Connie Loizos highlights some Glassdoor reviews that contrast Duffy’s claims of “everything is fine at Nest.” In fact, Tony Fadell received only a 46% approval rating from current and former employees (based on 46 reviews). By contrast, Duffy has a 100% approval rating based on 6 reviews.
The biggest complaint seems to be — according to an anonymous source — the hierarchical structure imposed by Tony Fadell. “Almost every decision, no matter how small,” goes through Fadell or Matt Rogers, the co-founder of Nest. This leads to countless and sometimes pointless meetings, all day, employees say.
Another employee calls it a “huge meeting culture, to the point where anyone at the director level or up spends their entire day in meetings, many of them duplicative meetings about the same subject, over and over to the point where a lot of people have complained.”
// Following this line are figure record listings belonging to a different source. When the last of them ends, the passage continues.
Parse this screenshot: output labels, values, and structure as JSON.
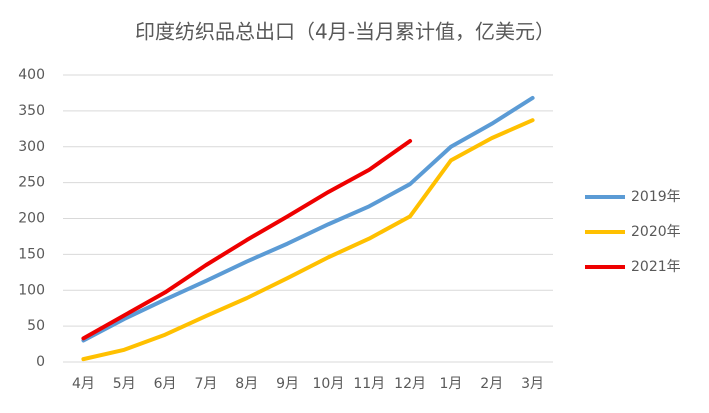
{
  "chart_data": {
    "type": "line",
    "title": "印度纺织品总出口（4月-当月累计值，亿美元）",
    "categories": [
      "4月",
      "5月",
      "6月",
      "7月",
      "8月",
      "9月",
      "10月",
      "11月",
      "12月",
      "1月",
      "2月",
      "3月"
    ],
    "series": [
      {
        "name": "2019年",
        "color": "#5b9bd5",
        "values": [
          30,
          60,
          87,
          113,
          140,
          165,
          192,
          217,
          248,
          300,
          332,
          368
        ]
      },
      {
        "name": "2020年",
        "color": "#ffc000",
        "values": [
          4,
          17,
          38,
          64,
          89,
          117,
          146,
          172,
          203,
          281,
          312,
          337
        ]
      },
      {
        "name": "2021年",
        "color": "#ee0000",
        "values": [
          33,
          65,
          97,
          135,
          170,
          203,
          237,
          268,
          308,
          null,
          null,
          null
        ]
      }
    ],
    "ylim": [
      0,
      400
    ],
    "yticks": [
      0,
      50,
      100,
      150,
      200,
      250,
      300,
      350,
      400
    ],
    "grid": true,
    "legend": "right"
  }
}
Some employees say that Dropcam should have remained independent and not been sold to Nest in the first place. In its current stage, Dropcam is growing revenue eight times as fast as Nest, mostly due to its subscription business. From this perspective, Dropcam investor Mark Siegel agrees with these employees.
Many employees were reportedly disappointed to sell to Google because “we were firing on all cylinders, with a sensor product about to be released and an outdoor camera about to come out in 2015 and great sales. It just felt like we’d been chopped off at the knees.”
Dropcam’s integration with Nest was described as “very positive” by Duffy recently, and “there’s a lot of mutual respect,” he said. But the rest is under the wraps of “Google policy.”